Memadamkan bara api yang melalap di sejumlah wilayah seperti Kalimantan san Riau memang bukanlah perkara yang mudah. Peristiwa yang juga berujung menjadi bencana asap tersebut, saat ini masih ditangani oleh petugas terkait yang terus berjibaku dengan kondisi yang ada. Hal ini juga diakui oleh Menteri Lingkungan Hidup dan Kehutanan Siti Nurbaya Bakar, bahwa kebakaran hutan di Kalimantan dan Sumatera sangat sulit dipadamkan.

Jelas, tentu ada penyebab dari semua kesulitan yang kerap ditemui para petugas pemadam kebakaran di lapangan. Tak kurang, beberapa cara telah ditempuh agar titik api dan bara yang ada bisa segera diatasi. Mulai dari menyiramkan air dari mobil pemadam kebakaran dan tangki air, menggunakan racun api, memanfaatkan pasir dan tanah, hingga Teknologi Modifikasi Cuaca (TMC) atau hujan buatan. Meski demikian, beberapa hal di bawah ini menjadi penyebab sulitnya memadamkan kebakaran hutan yang ada.

Kebakaran yang terjadi pada gambut memang sulit dipadamkan

Meski telah mengerahkan 30 unit helikopter, memadamkan api di daerah gambut menjadi tantangan tersendiri. Hal inilah yang dialami oleh satuan Badan Nasional Penanggulangan Bencana (BNPB), di mana mereka cukup kesulitan karena kedalaman gambut yang berkisar antara 20 meter sampai 36 meter, susah dijangkau oleh air yang dilepaskan dari helikopter.

Ilustrasi kebakaran pada lahan gambut [sumber gambar]
Faktanya, hari ini kita lihat sendiri, walaupun sudah lebih dari 30 unit helikopter yang dikerahkan ke lapangan, kebakaran tidak bisa dipadamkan ya. Jadi faktanya adalah gambut di negara kita itu kedalamannya sangat dalam.” Ujar Kepala BNPB Letjen TNI Doni Monardo yang dikutip dari Detik. Dengan ini, keberadaan gambut menjadi persoalan sekaligus tantangan untuk dipecahkan.

Keberadaan awan yang belum tercukupi untuk membuat hujan buatan

Penyemaian Operasi Teknologi Modifikasi Cuaca (TMC) atau hujan buatan, menjadi salah satu metode yang digunakan untuk memadamkan kebakaran api yang ada. Sayang, hal tersebut terhalang lantaran proses modifikasi cuaca di beberapa wilayah karhutla, seperti di Palembang dan Kalimantan terkendala minimnya awan kumulus yang aktif.
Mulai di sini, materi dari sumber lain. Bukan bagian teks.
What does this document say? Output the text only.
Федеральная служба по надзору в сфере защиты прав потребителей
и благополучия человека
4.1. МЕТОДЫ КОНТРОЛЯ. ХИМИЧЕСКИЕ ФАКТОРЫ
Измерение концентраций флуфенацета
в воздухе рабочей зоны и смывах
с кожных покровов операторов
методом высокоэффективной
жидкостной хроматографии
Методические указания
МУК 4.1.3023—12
Alhasil, hujan buatan yang diharapkan belum bisa terlaksana.

Ilustrasi hujan buatan [sumber gambar]
Dalam wawancara dengan Metrotv dua hari yang lalu, Ketua BNPB Dwikorita Karnawati mengatakan, proses pembibitan hujan membutuhkan konsentrasi awan sebesar 60%. Hal inilah yang kemudian tidak lantas bisa terlaksana karena tidak semua wilayah yang mengalami karhutla, bisa ditangani dengan modifikasi cuaca atau hujan buatan lewat metode TMC di atas.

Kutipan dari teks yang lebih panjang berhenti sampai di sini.